The conditions of Columbia Road when the parks system was being established, however, precluded this vision from becoming a reality. When Columbia Road was formally designed in the late 1800s, there was already a relatively high density of buildings. The road had street rails that were used by a streetcar trolley connecting Uphams Corner and Franklin Park. There was a grass strip in the center and roads on either side, one for commercial traffic and the other for pleasure traffic. As a result, Columbia Road failed to serve the purposes of either the businesses or the pleasure travelers well, and there was not enough room for what Olmsted considered a proper parkway.
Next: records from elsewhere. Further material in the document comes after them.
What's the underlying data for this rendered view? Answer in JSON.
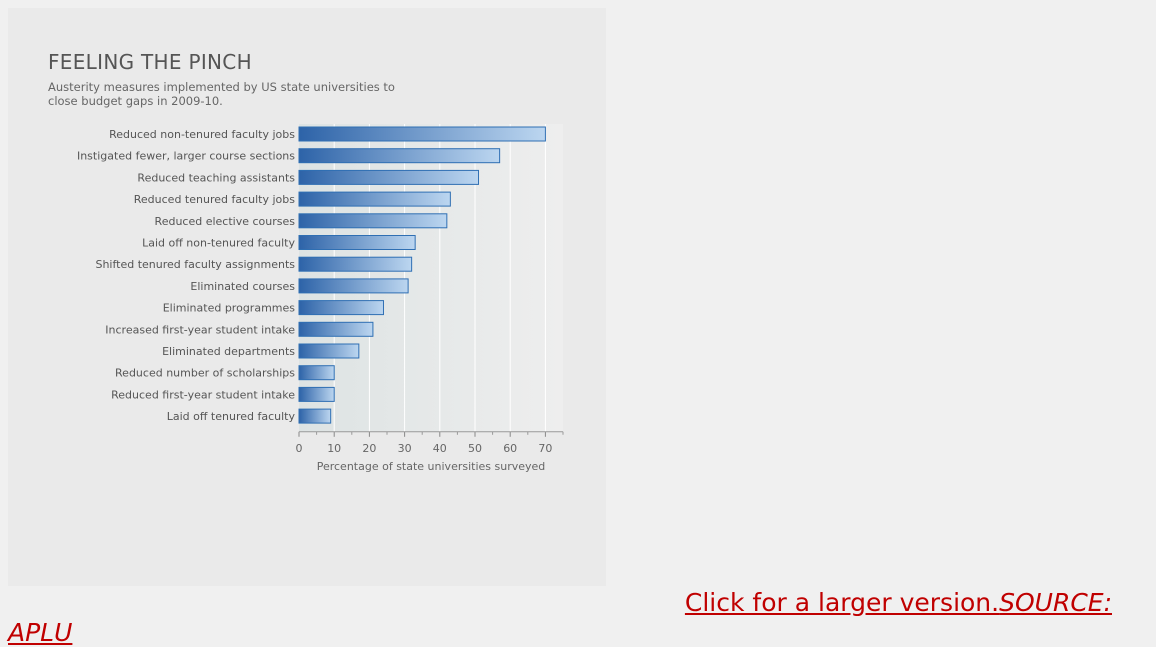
{
  "chart_data": {
    "type": "bar",
    "orientation": "horizontal",
    "title": "FEELING THE PINCH",
    "subtitle": "Austerity measures implemented by US state universities to close budget gaps in 2009-10.",
    "xlabel": "Percentage of state universities surveyed",
    "ylabel": "",
    "xlim": [
      0,
      75
    ],
    "ticks": [
      0,
      10,
      20,
      30,
      40,
      50,
      60,
      70
    ],
    "grid": true,
    "categories": [
      "Reduced non-tenured faculty jobs",
      "Instigated fewer, larger course sections",
      "Reduced teaching assistants",
      "Reduced tenured faculty jobs",
      "Reduced elective courses",
      "Laid off non-tenured faculty",
      "Shifted tenured faculty assignments",
      "Eliminated courses",
      "Eliminated programmes",
      "Increased first-year student intake",
      "Eliminated departments",
      "Reduced number of scholarships",
      "Reduced first-year student intake",
      "Laid off tenured faculty"
    ],
    "values": [
      70,
      57,
      51,
      43,
      42,
      33,
      32,
      31,
      24,
      21,
      17,
      10,
      10,
      9
    ],
    "bar_color": "#2f6fb3"
  },
  "caption": {
    "link_text": "Click for a larger version.",
    "source_text": "SOURCE: APLU",
    "link_color": "#c00000"
  }
}
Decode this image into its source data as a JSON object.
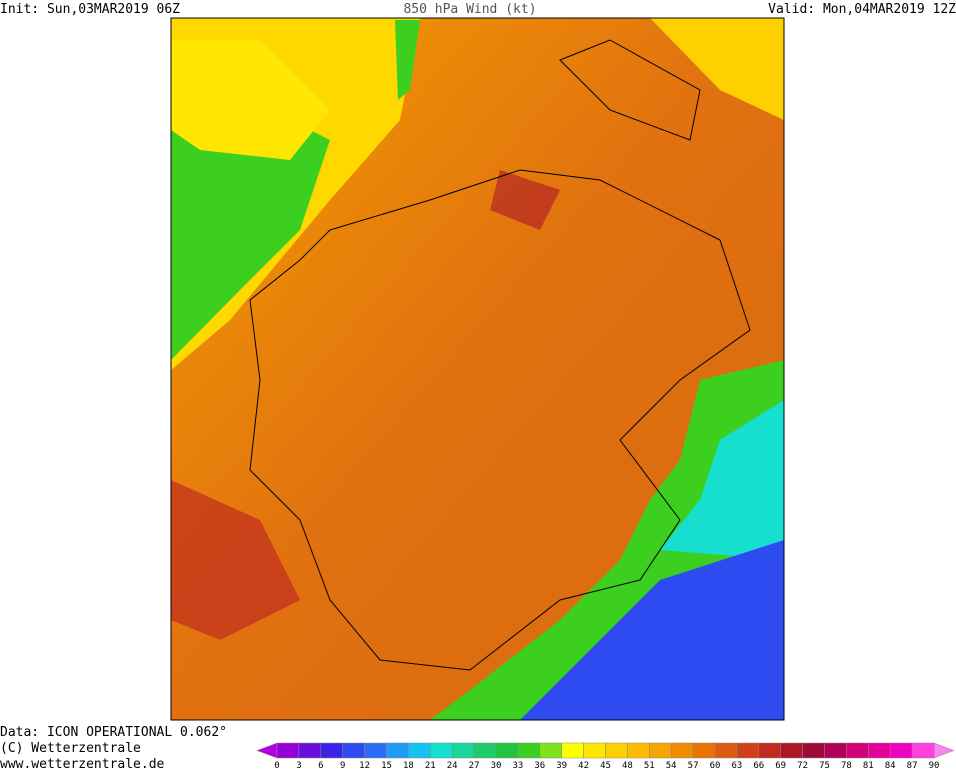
{
  "header": {
    "init": "Init: Sun,03MAR2019 06Z",
    "title": "850 hPa Wind (kt)",
    "valid": "Valid: Mon,04MAR2019 12Z"
  },
  "footer": {
    "data": "Data: ICON OPERATIONAL 0.062°",
    "copyright": "(C) Wetterzentrale",
    "url": "www.wetterzentrale.de"
  },
  "colorbar": {
    "ticks": [
      0,
      3,
      6,
      9,
      12,
      15,
      18,
      21,
      24,
      27,
      30,
      33,
      36,
      39,
      42,
      45,
      48,
      51,
      54,
      57,
      60,
      63,
      66,
      69,
      72,
      75,
      78,
      81,
      84,
      87,
      90
    ],
    "colors": [
      "#9400d3",
      "#6a0ddb",
      "#3b24e8",
      "#2d4bf0",
      "#2a6ef5",
      "#1f9bf5",
      "#13c4f2",
      "#16dfd0",
      "#19d69a",
      "#1ccd6a",
      "#20c43e",
      "#3ccf20",
      "#7fe21a",
      "#ffff00",
      "#ffe600",
      "#ffd000",
      "#ffbb00",
      "#f8a400",
      "#f08c00",
      "#e77400",
      "#dc5a10",
      "#cf4218",
      "#c02c20",
      "#ad1828",
      "#a00a3a",
      "#b0005a",
      "#d10078",
      "#e6009a",
      "#f000c0",
      "#ff40e0"
    ],
    "under_color": "#b400e0",
    "over_color": "#ff80f0"
  }
}
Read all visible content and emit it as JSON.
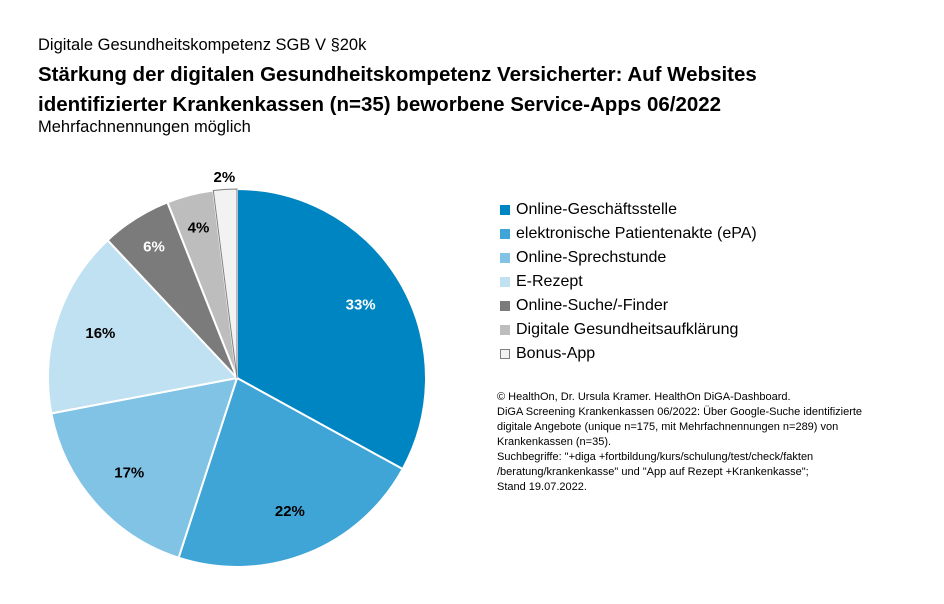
{
  "header": {
    "supertitle": "Digitale Gesundheitskompetenz SGB V §20k",
    "title_line1": "Stärkung der digitalen Gesundheitskompetenz Versicherter: Auf Websites",
    "title_line2": "identifizierter Krankenkassen (n=35) beworbene Service-Apps 06/2022",
    "subtitle": "Mehrfachnennungen möglich"
  },
  "chart_data": {
    "type": "pie",
    "title": "Stärkung der digitalen Gesundheitskompetenz Versicherter: Auf Websites identifizierter Krankenkassen (n=35) beworbene Service-Apps 06/2022",
    "start_angle_deg": 0,
    "direction": "clockwise",
    "legend_position": "right",
    "slices": [
      {
        "label": "Online-Geschäftsstelle",
        "value": 33,
        "display": "33%",
        "color": "#0085C3",
        "label_color": "#ffffff"
      },
      {
        "label": "elektronische Patientenakte (ePA)",
        "value": 22,
        "display": "22%",
        "color": "#3FA4D6",
        "label_color": "#000000"
      },
      {
        "label": "Online-Sprechstunde",
        "value": 17,
        "display": "17%",
        "color": "#80C3E5",
        "label_color": "#000000"
      },
      {
        "label": "E-Rezept",
        "value": 16,
        "display": "16%",
        "color": "#C0E1F2",
        "label_color": "#000000"
      },
      {
        "label": "Online-Suche/-Finder",
        "value": 6,
        "display": "6%",
        "color": "#7B7B7B",
        "label_color": "#ffffff"
      },
      {
        "label": "Digitale Gesundheitsaufklärung",
        "value": 4,
        "display": "4%",
        "color": "#BDBDBD",
        "label_color": "#000000"
      },
      {
        "label": "Bonus-App",
        "value": 2,
        "display": "2%",
        "color": "#F2F2F2",
        "label_color": "#000000"
      }
    ]
  },
  "source": {
    "lines": [
      "© HealthOn, Dr. Ursula Kramer. HealthOn DiGA-Dashboard.",
      "DiGA Screening Krankenkassen 06/2022: Über Google-Suche identifizierte",
      "digitale Angebote (unique n=175, mit Mehrfachnennungen n=289) von",
      "Krankenkassen (n=35).",
      "Suchbegriffe: \"+diga +fortbildung/kurs/schulung/test/check/fakten",
      "/beratung/krankenkasse\" und \"App auf Rezept +Krankenkasse\";",
      "Stand 19.07.2022."
    ]
  }
}
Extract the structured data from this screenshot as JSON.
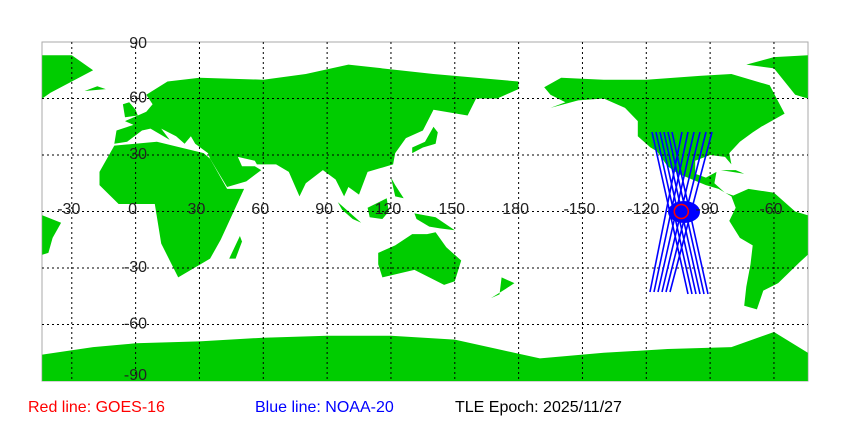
{
  "map": {
    "projection": "equirectangular",
    "center_longitude": 136,
    "land_color": "#00cc00",
    "ocean_color": "#ffffff",
    "grid": true,
    "lon_labels": [
      "-30",
      "0",
      "30",
      "60",
      "90",
      "120",
      "150",
      "180",
      "-150",
      "-120",
      "-90",
      "-60"
    ],
    "lat_labels": [
      "90",
      "60",
      "30",
      "-30",
      "-60",
      "-90"
    ]
  },
  "satellites": {
    "goes": {
      "name": "GOES-16",
      "color": "#ff0000",
      "longitude": -104.5,
      "latitude": 0
    },
    "noaa": {
      "name": "NOAA-20",
      "color": "#0000ff"
    }
  },
  "legend": {
    "red": "Red line: GOES-16",
    "blue": "Blue line: NOAA-20",
    "epoch": "TLE Epoch: 2025/11/27"
  }
}
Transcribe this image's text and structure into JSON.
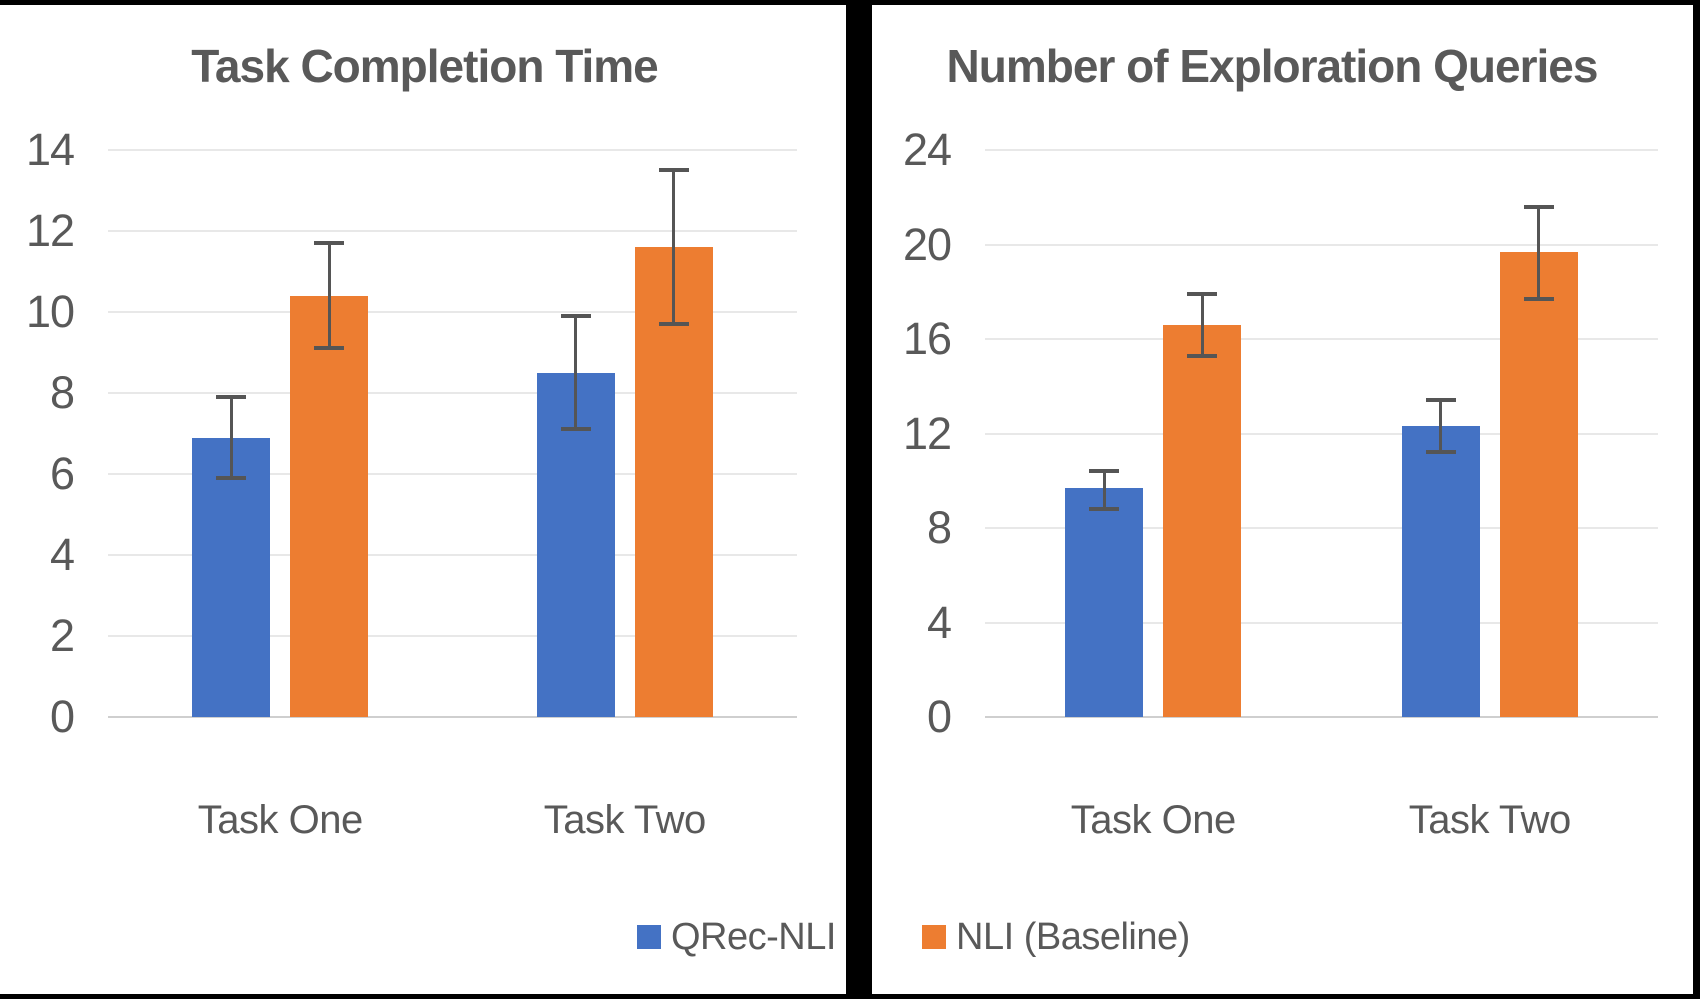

During a period of high racial tensions in the area in the 1960s, Columbia Road served as a barrier between two opposed ethnic groups -- the blacks and the Irish. According to one social history of the area, "The very presence of a black face in parts of Irish Dorchester was considered sufficient provocation for a chase and beating; the sanctity of the neighborhood and parish was of paramount importance" (Levine and Harmon, The Death of an American Jewish Community, 1994, p176).
Physical improvements to Columbia Road were made between 1992 and 1993. More recently, the Boston Department of Parks and Recreation began planting and maintaining trees, grass, and planters along the western-most section of Columbia Road. Despite the recent "greening" of parts of Columbia Road by the Boston Department of Parks and Recreation, the corridor is not a parkway along the lines of other sections of the Emerald Necklace in Jamaica Plain.